Not 100% sure, but liberalization is definitely a policy and tax/tarriff law issue. Get the government out of private enterprise and promote free flow of trade and financial products. There is an additional question about whether global investors will treat a recently liberalized economy as if it is equivalent to any other developed and liberalized market. So for a while, a country may have dynamics of its own, even if it is liberalized, perhaps because investors are worried about relapse to nationalizations and old tax policies, or maybe they’re worried about civil war or that the US will decide to invade for no apparent reason (jk, sorta). In this case, the separate dynamics of markets in that country would suggest that markets aren’t integrated yet. The big test of integration, IIRC from L2 stuff, is whether the risk free rates in different countries move more or less in parallel with the rest of the world. (not necessarily CFA kosher, but that’s how I understand it).

bchadwick Wrote: ------------------------------------------------------- > Not 100% sure, but liberalization is definitely a > policy and tax/tarriff law issue. Get the > government out of private enterprise and promote > free flow of trade and financial products. > > There is an additional question about whether > global investors will treat a recently liberalized > economy as if it is equivalent to any other > developed and liberalized market. So for a while, > a country may have dynamics of its own, even if it > is liberalized, perhaps because investors are > worried about relapse to nationalizations and old > tax policies, or maybe they’re worried about civil > war or that the US will decide to invade for no > apparent reason (jk, sorta). In this case, the > separate dynamics of markets in that country would > suggest that markets aren’t integrated yet. > > The big test of integration, IIRC from L2 stuff, > is whether the risk free rates in different > countries move more or less in parallel with the > rest of the world. > > (not necessarily CFA kosher, but that’s how I > understand it). It was my understanding that liberalization was due to firm privatization and bank reform while integration was due to more freely flowing capital in and out of the country, higher information, investor protection and accounting standards.

that sounds correct

Thanks Striker… Question on- Impact of integration on Prices. Let me know if my understanding right (this reading to me is very abstract) When a country / govt announces liberalization, or when it is anticipated the prices move up but why should the expected return decrease ? Sorry if I am missing anything obvious… please someone explain ?! strikershank Wrote: ------------------------------------------------------- > liberalization deals with opening up a country’s > markets via policies (i.e lower tarrifs, tax) etc. > Liberaliztion tends to positively effect a > coutnries growth, and capital flows in as a result > (increasing returns) and the ability to diversify > ones portfolio. > > integration deals with the idea that similar > assets should have the same return. just because a > market is liberalized it does not mean it is fully > intergrated in the world markets for reasons that > i’m not 100% sure on. I understand that due to the > risks of emerging markets that liberalization > doesn’t remove all those risks (political being a > main one) and therefore liberalization doesn’t > necessarily lead to integration which would be > similar assets are priced the same.

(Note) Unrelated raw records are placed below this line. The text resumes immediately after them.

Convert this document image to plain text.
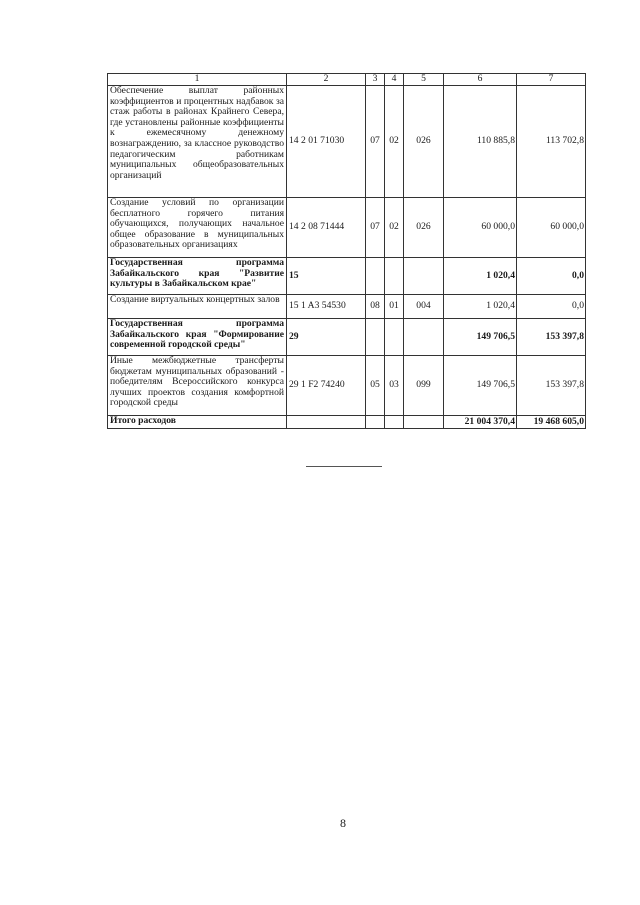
1	2	3	4	5	6	7
Обеспечение выплат районных коэффициентов и процентных надбавок за стаж работы в районах Крайнего Севера, где установлены районные коэффициенты к ежемесячному денежному вознаграждению, за классное руководство педагогическим работникам муниципальных общеобразовательных организаций	14 2 01 71030	07	02	026	110 885,8	113 702,8
Создание условий по организации бесплатного горячего питания обучающихся, получающих начальное общее образование в муниципальных образовательных организациях	14 2 08 71444	07	02	026	60 000,0	60 000,0
Государственная программа Забайкальского края "Развитие культуры в Забайкальском крае"	15				1 020,4	0,0
Создание виртуальных концертных залов	15 1 A3 54530	08	01	004	1 020,4	0,0
Государственная программа Забайкальского края "Формирование современной городской среды"	29				149 706,5	153 397,8
Иные межбюджетные трансферты бюджетам муниципальных образований - победителям Всероссийского конкурса лучших проектов создания комфортной городской среды	29 1 F2 74240	05	03	099	149 706,5	153 397,8
Итого расходов					21 004 370,4	19 468 605,0
8
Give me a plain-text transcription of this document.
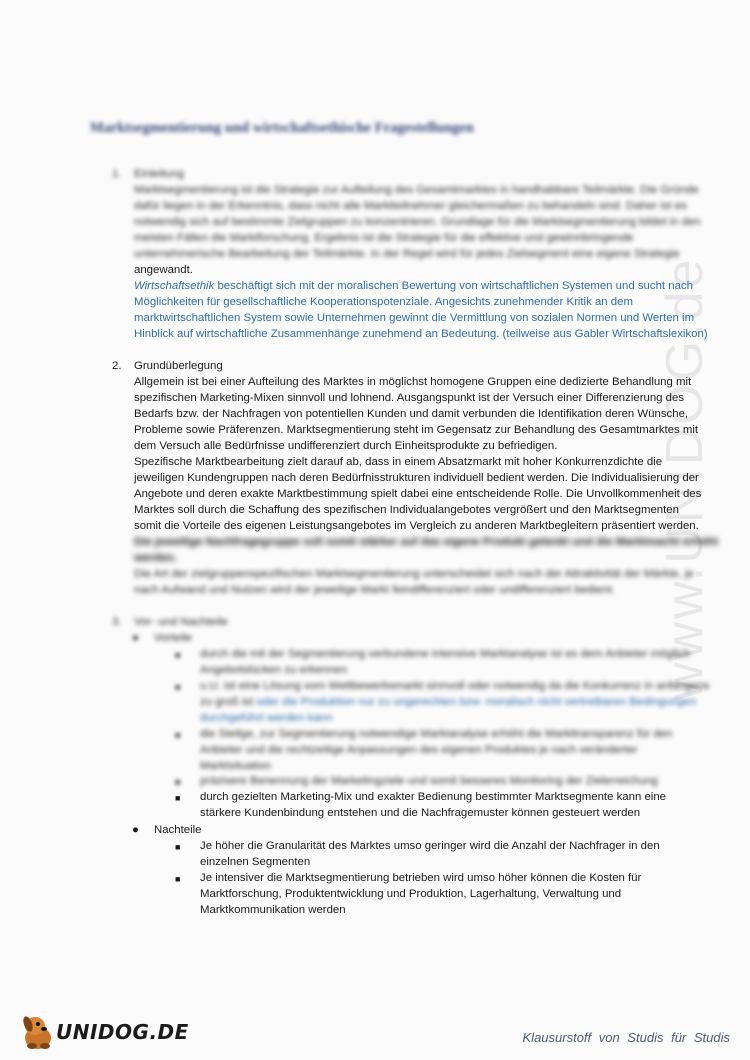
www.UNIDOG.de
Marktsegmentierung und wirtschaftsethische Fragestellungen
1.	Einleitung
Marktsegmentierung ist die Strategie zur Aufteilung des Gesamtmarktes in handhabbare Teilmärkte. Die Gründe
dafür liegen in der Erkenntnis, dass nicht alle Marktteilnehmer gleichermaßen zu behandeln sind. Daher ist es
notwendig sich auf bestimmte Zielgruppen zu konzentrieren. Grundlage für die Marktsegmentierung bildet in den
meisten Fällen die Marktforschung. Ergebnis ist die Strategie für die effektive und gewinnbringende
unternehmerische Bearbeitung der Teilmärkte. In der Regel wird für jedes Zielsegment eine eigene Strategie
angewandt.
Wirtschaftsethik beschäftigt sich mit der moralischen Bewertung von wirtschaftlichen Systemen und sucht nach
Möglichkeiten für gesellschaftliche Kooperationspotenziale. Angesichts zunehmender Kritik an dem
marktwirtschaftlichen System sowie Unternehmen gewinnt die Vermittlung von sozialen Normen und Werten im
Hinblick auf wirtschaftliche Zusammenhänge zunehmend an Bedeutung. (teilweise aus Gabler Wirtschaftslexikon)
2.	Grundüberlegung
Allgemein ist bei einer Aufteilung des Marktes in möglichst homogene Gruppen eine dedizierte Behandlung mit
spezifischen Marketing-Mixen sinnvoll und lohnend. Ausgangspunkt ist der Versuch einer Differenzierung des
Bedarfs bzw. der Nachfragen von potentiellen Kunden und damit verbunden die Identifikation deren Wünsche,
Probleme sowie Präferenzen. Marktsegmentierung steht im Gegensatz zur Behandlung des Gesamtmarktes mit
dem Versuch alle Bedürfnisse undifferenziert durch Einheitsprodukte zu befriedigen.
Spezifische Marktbearbeitung zielt darauf ab, dass in einem Absatzmarkt mit hoher Konkurrenzdichte die
jeweiligen Kundengruppen nach deren Bedürfnisstrukturen individuell bedient werden. Die Individualisierung der
Angebote und deren exakte Marktbestimmung spielt dabei eine entscheidende Rolle. Die Unvollkommenheit des
Marktes soll durch die Schaffung des spezifischen Individualangebotes vergrößert und den Marktsegmenten
somit die Vorteile des eigenen Leistungsangebotes im Vergleich zu anderen Marktbegleitern präsentiert werden.
Die jeweilige Nachfragegruppe soll somit stärker auf das eigene Produkt gelenkt und die Marktmacht erhöht
werden.
Die Art der zielgruppenspezifischen Marktsegmentierung unterscheidet sich nach der Attraktivität der Märkte, je
nach Aufwand und Nutzen wird der jeweilige Markt feindifferenziert oder undifferenziert bedient.
3.	Vor- und Nachteile
● Vorteile
■ durch die mit der Segmentierung verbundene intensive Marktanalyse ist es dem Anbieter möglich
Angebotslücken zu erkennen
■ u.U. ist eine Lösung vom Wettbewerbsmarkt sinnvoll oder notwendig da die Konkurrenz in anfangens
zu groß ist oder die Produktion nur zu ungerechten bzw. moralisch nicht vertretbaren Bedingungen
durchgeführt werden kann
■ die Steilge, zur Segmentierung notwendige Marktanalyse erhöht die Markttransparenz für den
Anbieter und die rechtzeitige Anpassungen des eigenen Produktes je nach veränderter
Marktsituation
■ präzisere Benennung der Marketingziele und somit besseres Monitoring der Zielerreichung
■ durch gezielten Marketing-Mix und exakter Bedienung bestimmter Marktsegmente kann eine
stärkere Kundenbindung entstehen und die Nachfragemuster können gesteuert werden
● Nachteile
■ Je höher die Granularität des Marktes umso geringer wird die Anzahl der Nachfrager in den
einzelnen Segmenten
■ Je intensiver die Marktsegmentierung betrieben wird umso höher können die Kosten für
Marktforschung, Produktentwicklung und Produktion, Lagerhaltung, Verwaltung und
Marktkommunikation werden
UNIDOG.DE	Klausurstoff von Studis für Studis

expected FUTURE return is aniticpated to decrease. say we know a stock is worth $100 but trades in a foreign country for $25. we expect a return of 300%. now, liberalization and integration occurs, the prices move up. the stock now trades at $50. so expected future return is only 100%.

expected return should decrease once integration occurs because now the stock is priced not on stand alone risk but on the risk it adds to the portfolio. Given covariance/correlation < 1, it will add less risk to the portfolio than had it been held all on its own. Therefore, lower expected risk = lower expected return.

integration= assets of similar risk should give similar return

Thanks all of you ! Ok I learned something today… now back to work… I will post some other concept to learn when and if I get a chance… Thanks!!!